By law (PFM Act), the BPS must be submitted to Parliament by February 15th every year. The final budget comes later on April 30th.
Think of BPS as the blueprint or trailer, and the national budget as the full movie. BPS sets the priorities and direction, while the budget is the actual detailed spending plan.
BETA = Bottom-Up Economic Transformation Agenda. It's Kenya's plan to grow the economy by focusing on agriculture, small businesses, healthcare, housing, and digital transformation.
Kenya spends more than it collects in taxes (fiscal deficit). The gap is filled through borrowing - both from foreign sources and domestic (like treasury bonds). This helps fund development but also increases debt costs.
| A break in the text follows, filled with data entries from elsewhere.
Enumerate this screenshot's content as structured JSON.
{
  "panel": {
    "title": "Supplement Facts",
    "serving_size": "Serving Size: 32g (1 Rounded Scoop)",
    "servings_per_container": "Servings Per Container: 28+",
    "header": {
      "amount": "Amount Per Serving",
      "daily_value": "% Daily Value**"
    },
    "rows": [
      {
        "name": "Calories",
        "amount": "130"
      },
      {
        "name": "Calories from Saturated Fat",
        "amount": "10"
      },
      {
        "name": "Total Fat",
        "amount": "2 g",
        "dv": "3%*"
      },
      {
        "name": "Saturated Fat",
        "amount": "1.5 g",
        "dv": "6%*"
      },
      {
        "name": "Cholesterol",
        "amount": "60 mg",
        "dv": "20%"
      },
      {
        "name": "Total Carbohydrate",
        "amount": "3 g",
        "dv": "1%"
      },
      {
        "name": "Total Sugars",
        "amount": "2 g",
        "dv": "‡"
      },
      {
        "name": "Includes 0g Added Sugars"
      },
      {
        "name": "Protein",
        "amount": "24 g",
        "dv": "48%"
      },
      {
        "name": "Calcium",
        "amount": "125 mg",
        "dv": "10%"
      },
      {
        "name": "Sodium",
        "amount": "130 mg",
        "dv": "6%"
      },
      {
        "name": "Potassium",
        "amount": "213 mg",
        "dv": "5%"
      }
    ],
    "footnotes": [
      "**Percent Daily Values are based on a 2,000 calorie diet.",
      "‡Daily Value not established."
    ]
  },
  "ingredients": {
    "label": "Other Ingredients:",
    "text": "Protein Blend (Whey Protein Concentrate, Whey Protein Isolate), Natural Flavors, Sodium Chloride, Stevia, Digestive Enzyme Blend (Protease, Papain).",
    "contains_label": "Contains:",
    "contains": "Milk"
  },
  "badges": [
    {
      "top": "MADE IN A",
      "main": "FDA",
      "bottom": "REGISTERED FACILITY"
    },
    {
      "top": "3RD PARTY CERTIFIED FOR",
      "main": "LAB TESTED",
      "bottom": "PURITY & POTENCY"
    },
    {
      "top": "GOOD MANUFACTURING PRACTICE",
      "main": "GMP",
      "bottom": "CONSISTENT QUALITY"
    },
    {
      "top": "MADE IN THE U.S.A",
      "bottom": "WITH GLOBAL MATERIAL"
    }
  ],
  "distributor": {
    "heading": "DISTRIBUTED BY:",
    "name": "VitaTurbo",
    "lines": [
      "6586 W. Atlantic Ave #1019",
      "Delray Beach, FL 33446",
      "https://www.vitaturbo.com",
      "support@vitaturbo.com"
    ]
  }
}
When government spending is higher than revenue, that's a fiscal deficit. Kenya's 2026/27 deficit is around KES 1.15 trillion, financed through borrowing.
In 2026/27, counties get KES 420 billion through the equitable share. This funds local services like roads, health, water, and markets in all 47 counties.
The BPS warns about: rising debt payments, state corporations needing bailouts, economic slowdowns, climate change (droughts/floods), and increased county demands.
Every shilling in the budget affects public services you use: roads, schools, hospitals, security, and more. Understanding the budget helps you hold leaders accountable.
Yes! The BPS identifies climate change as a major fiscal risk. Droughts can reduce agricultural output and hydroelectric power, while floods can damage infrastructure. These affect tax revenue and increase emergency spending.